Sir, - The Glen of the Downs is an unfailingly impressive landscape feature

Sir, - The Glen of the Downs is an unfailingly impressive landscape feature. It is also the site of an ancient native woodland, clearly recognisable from the earliest maps (the Down Survey of the 1650s), and with centuries-old trees, some of them still showing the marks of traditional coppice management. This wood is a rare survival, and has been justly selected as an emblem of Co Wicklow, a Special Area of Conservation and our first National Nature Reserve.

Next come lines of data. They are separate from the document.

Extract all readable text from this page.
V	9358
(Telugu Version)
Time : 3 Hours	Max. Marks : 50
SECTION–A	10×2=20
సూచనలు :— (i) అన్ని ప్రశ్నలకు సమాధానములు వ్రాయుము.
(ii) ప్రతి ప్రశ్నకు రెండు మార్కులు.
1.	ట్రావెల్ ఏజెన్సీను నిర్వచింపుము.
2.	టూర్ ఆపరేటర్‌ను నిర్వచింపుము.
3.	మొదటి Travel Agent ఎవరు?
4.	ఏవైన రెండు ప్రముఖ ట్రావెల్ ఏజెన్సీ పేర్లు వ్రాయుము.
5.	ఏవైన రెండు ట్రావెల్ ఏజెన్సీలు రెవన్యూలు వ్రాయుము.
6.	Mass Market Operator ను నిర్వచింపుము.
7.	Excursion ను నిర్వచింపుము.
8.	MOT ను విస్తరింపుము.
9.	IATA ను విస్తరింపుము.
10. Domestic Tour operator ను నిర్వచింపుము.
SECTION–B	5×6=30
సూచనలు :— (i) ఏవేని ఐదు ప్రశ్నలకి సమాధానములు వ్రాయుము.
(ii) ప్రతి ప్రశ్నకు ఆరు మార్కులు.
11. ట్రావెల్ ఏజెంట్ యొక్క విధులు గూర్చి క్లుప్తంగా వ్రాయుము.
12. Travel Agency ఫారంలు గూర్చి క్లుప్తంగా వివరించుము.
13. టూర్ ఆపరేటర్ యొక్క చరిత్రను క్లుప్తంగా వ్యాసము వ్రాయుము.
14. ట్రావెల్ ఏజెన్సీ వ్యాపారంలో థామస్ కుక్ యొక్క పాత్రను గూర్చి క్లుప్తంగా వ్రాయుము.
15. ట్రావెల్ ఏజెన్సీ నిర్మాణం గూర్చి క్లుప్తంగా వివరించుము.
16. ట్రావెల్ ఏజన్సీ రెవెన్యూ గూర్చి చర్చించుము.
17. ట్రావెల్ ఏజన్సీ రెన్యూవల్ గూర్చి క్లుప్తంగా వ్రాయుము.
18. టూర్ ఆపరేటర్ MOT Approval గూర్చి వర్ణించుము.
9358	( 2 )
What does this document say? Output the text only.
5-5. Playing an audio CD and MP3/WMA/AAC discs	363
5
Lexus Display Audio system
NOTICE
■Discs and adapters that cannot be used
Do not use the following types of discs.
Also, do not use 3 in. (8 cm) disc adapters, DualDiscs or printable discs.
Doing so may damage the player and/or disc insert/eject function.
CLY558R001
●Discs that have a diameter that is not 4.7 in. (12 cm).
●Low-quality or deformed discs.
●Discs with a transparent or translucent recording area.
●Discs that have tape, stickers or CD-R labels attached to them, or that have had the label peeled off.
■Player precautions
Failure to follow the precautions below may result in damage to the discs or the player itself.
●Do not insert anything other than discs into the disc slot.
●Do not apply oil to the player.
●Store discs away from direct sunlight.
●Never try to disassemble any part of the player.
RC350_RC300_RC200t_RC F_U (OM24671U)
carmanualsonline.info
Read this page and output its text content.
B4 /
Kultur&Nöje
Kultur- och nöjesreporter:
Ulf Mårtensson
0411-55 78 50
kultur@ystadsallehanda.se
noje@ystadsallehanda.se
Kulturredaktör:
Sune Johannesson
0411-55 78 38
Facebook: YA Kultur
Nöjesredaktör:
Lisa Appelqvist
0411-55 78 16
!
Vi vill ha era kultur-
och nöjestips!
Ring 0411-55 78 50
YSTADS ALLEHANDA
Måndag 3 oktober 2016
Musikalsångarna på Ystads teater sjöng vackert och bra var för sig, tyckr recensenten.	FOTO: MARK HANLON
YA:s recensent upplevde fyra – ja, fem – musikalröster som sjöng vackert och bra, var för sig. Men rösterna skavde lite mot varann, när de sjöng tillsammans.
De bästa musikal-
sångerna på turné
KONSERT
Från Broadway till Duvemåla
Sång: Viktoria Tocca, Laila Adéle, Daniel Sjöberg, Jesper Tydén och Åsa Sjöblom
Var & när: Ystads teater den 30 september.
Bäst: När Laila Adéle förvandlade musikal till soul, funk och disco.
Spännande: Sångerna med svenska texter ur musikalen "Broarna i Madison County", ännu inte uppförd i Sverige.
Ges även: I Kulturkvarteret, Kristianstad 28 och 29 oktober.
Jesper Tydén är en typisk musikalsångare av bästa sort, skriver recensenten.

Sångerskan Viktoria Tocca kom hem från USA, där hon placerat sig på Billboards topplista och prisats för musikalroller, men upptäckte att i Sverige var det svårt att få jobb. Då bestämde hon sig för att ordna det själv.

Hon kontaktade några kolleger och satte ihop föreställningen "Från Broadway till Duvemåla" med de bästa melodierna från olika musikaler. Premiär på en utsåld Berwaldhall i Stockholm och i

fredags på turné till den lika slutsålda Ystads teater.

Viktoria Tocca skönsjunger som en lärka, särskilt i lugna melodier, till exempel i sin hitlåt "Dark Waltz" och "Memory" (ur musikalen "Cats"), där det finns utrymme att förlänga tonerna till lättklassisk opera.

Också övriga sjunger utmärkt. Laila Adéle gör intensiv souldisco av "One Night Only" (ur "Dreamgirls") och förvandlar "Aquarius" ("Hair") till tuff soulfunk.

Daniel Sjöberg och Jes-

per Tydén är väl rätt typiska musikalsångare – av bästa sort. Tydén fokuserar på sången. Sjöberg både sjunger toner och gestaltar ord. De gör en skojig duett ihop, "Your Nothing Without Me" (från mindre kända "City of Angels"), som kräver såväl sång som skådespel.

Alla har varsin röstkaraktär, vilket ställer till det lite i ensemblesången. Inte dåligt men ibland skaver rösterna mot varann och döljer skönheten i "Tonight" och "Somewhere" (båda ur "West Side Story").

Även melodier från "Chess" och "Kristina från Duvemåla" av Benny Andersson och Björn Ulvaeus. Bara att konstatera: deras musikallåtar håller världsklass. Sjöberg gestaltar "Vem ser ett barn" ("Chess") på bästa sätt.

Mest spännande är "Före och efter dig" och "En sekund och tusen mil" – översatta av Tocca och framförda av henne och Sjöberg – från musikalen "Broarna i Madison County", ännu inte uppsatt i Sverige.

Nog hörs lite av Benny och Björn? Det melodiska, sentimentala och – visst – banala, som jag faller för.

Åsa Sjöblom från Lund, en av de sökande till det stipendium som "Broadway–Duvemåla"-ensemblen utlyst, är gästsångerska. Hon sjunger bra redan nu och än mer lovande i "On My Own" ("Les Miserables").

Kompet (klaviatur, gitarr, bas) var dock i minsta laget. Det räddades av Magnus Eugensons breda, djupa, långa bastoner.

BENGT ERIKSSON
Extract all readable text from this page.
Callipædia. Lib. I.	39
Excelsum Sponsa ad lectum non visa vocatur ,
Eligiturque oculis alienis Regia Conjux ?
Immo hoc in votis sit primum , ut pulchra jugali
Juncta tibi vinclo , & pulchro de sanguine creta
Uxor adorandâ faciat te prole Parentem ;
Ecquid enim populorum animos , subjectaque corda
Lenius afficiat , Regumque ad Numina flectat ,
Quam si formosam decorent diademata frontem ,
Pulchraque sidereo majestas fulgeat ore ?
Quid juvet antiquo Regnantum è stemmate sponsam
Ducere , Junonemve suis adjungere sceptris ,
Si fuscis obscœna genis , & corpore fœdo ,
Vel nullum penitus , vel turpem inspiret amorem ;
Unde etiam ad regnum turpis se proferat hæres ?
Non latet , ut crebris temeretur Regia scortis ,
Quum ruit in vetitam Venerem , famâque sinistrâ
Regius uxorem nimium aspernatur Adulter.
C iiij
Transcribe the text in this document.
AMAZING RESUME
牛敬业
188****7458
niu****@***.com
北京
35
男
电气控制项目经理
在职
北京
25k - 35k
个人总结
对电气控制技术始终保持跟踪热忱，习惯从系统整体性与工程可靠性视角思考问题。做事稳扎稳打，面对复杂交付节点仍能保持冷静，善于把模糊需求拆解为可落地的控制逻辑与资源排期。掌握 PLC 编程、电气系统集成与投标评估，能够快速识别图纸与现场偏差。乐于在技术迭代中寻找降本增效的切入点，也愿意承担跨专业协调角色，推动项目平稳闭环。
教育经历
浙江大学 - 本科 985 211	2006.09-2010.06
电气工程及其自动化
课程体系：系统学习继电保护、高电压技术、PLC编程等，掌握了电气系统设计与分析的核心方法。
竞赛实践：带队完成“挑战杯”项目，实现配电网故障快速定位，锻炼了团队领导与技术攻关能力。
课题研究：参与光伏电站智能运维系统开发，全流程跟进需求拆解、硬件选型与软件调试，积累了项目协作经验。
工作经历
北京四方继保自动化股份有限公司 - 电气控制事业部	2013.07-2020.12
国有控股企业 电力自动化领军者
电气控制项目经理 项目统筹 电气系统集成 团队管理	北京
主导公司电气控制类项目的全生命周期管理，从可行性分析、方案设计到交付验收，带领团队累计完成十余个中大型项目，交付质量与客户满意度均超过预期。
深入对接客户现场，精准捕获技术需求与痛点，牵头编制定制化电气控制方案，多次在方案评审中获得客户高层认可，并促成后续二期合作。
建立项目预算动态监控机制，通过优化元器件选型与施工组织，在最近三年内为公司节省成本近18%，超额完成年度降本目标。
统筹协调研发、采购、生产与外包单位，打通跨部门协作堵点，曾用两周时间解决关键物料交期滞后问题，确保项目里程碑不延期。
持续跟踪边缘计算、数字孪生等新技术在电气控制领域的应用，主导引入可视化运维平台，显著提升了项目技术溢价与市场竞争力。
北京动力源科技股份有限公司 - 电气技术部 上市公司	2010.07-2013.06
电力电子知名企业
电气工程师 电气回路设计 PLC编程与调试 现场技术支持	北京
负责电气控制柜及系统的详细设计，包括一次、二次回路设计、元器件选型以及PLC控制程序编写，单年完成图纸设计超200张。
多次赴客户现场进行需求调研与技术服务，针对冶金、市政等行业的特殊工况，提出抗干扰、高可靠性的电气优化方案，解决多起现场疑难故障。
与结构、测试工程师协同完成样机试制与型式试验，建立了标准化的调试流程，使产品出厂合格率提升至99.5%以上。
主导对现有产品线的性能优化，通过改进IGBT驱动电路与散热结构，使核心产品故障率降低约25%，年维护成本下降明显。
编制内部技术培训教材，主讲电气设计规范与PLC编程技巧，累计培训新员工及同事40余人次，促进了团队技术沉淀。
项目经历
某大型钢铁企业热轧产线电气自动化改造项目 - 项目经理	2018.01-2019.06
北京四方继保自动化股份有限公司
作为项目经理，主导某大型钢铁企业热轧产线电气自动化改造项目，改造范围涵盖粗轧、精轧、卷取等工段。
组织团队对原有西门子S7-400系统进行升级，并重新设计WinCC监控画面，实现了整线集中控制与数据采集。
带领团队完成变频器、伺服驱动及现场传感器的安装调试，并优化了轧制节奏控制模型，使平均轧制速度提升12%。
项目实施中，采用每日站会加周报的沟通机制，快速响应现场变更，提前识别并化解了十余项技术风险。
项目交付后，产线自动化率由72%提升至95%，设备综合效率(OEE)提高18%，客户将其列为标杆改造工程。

Sadly, the glen has acquired additional importance as a symbol of all the wild places that are under threat. In Ireland today, environmental degradation is pervasive and accelerating: it includes pollution of rivers and lakes, over-grazing, turf-cutting and drainage around supposedly conserved peatlands, invasion by noxious introduced species and all kinds of inappropriately-sited "developments". (Where next? A new highway through, say, the Killarney National Park? A fitting parallel would the Gap of Dunloe, still accessible only to horse-drawn and pedalled vehicles!).

The environment is a global issue, but it calls for involvement and action at a local level. In keeping the Glen of the Downs situation in the public eye over the past three years, the "Glen Guardians" have mounted a brave challenge to our priorities in this country. We ignore their message at our peril. - Yours, etc.,

Daniel L. Kelly, Woodland Ecologist and Senior Lecturer in Botany, Whitebeam Road, Clonskeagh, Dublin 14.